Alabama Bars Sheriffs From Pocketing Excess Prison Food Funds, Which Was Totally Legal Yesterday

Back in April, an extensive investigation by AL.com brought a decades-old Alabama law to national attention. In essence, the law allowed Etowah County Sheriff Todd Entrekin and others to personally pocket the "excess" funds in the prison food budget. Entrekin spent that cool $750,000 on lavish beach houses. Legally. Now, The New York Times reports Alabama's governor has removed her monocle, dusted off her quill pen, and signed a memo stating that excess state funds related to jail food must be returned to other government entities or the state's general fund, not to sheriffs' personal bank accounts.

"Public funds should be used for public purposes," Governor Kay Ivey said in a statement on Wednesday. "It's that simple."

(Before we go heaping too much praise on Gov. Ivey, she's also nominated President Trump for a Nobel Peace Prize. So, mixed bag.)
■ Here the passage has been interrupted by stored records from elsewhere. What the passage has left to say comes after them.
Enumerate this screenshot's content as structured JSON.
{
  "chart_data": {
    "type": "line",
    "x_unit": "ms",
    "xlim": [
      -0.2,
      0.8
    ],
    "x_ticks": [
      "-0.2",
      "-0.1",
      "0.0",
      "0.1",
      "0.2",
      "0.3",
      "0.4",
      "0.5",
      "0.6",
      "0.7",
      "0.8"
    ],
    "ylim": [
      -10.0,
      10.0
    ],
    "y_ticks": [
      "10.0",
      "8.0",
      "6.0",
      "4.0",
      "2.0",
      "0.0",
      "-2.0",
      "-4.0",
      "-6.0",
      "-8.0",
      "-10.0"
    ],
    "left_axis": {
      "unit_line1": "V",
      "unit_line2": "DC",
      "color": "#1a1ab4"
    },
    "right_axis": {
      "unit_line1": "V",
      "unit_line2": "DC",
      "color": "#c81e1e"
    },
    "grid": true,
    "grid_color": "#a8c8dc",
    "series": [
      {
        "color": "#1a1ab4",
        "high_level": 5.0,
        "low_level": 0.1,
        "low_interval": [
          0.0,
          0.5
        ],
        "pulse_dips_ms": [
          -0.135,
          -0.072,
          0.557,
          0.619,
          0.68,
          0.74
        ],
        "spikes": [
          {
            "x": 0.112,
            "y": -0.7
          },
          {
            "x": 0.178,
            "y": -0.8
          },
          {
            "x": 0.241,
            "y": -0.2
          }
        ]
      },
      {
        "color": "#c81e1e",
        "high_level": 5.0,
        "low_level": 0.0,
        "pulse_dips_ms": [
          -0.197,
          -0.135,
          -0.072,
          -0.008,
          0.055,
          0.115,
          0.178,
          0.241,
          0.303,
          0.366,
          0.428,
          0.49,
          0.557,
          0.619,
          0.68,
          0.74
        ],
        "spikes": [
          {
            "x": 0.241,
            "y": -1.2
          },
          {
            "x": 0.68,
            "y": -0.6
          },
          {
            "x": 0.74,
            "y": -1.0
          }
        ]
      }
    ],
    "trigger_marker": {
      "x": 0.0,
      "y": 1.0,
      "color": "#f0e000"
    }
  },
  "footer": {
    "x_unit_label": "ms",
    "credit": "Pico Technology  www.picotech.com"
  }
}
According to the Times, the previous system has long been under fire by critics who say it encourages sheriffs to cut corners and provide inadequate food to prisoners in order to pocket the savings. Prisoners in Dozens of sheriffs face a lawsuit from the Southern Poverty Law Center over the practice, and one Alabama inmate told AL.com that he'd unpacked prison-food ingredients that were labelled unfit for human consumption.

Advocates for improved prison conditions hope the governor's order may bring about improvements, but some are still skeptical because they say the memo only covers certain types of payment related to prison food. According to the Times, Gov. Ivey has asked the state's Legislature to consider rewording the Depression-era statute that made the practice legal in the first place.